= Margareta Ivănuș =

Moldovan singer (1949–2025)

Margareta Ivănuș (13 September 1949 – 24 August 2025) was a Moldovan singer.

== Life and career ==
Ivănuș was born 13 September 1949 in Seymchan, Russian SFSR. She graduated from the "N. F. Sokolovski" School of Music in Gomel, Byelorussian SSR (now the College of Arts) in 1971. After graduation, she took a job as a soloist at the Philharmonic in the same city.

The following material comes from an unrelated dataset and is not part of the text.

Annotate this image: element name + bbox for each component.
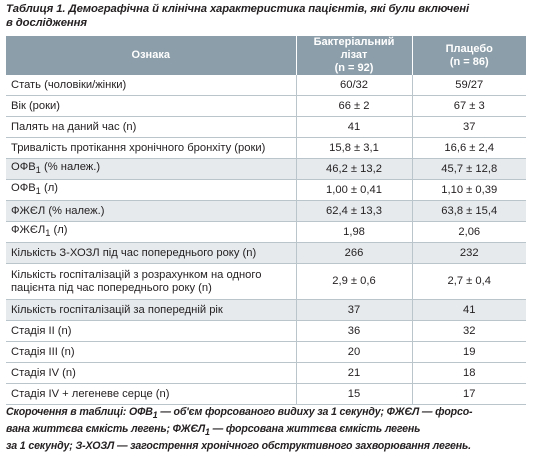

She relocated to the Moldavian SSR in 1976. Until 1977 she was a soloist in the orchestra of the folk dance ensemble "Joc", after which she sang in the "Ensemble for the Propagation of Music" (1977–1986), the bands "Orizont" (1977) and "Rapsodia" (1985-1986) of the Chisinau Philharmonic. She collaborated with composers Eugen Doga, Constantin Rusnac, Gheorghe Mustea, Dumitru Gheorghiță, Arkady Luxemburg, S. Lîsoi, A. Sokirianski, I. Duca, E. Ionescu and others.

She won the Grand Prize at the "Golden Chrysanthemum" romance festival-contest in 1992. In 1984 she was decorated with the title "Emeritus Artist of the MSSR", and in 1999, she was decorated with the Order of the Republic by President Petru Lucinschi.

Ivănuș died 24 August 2025, at the age of 75.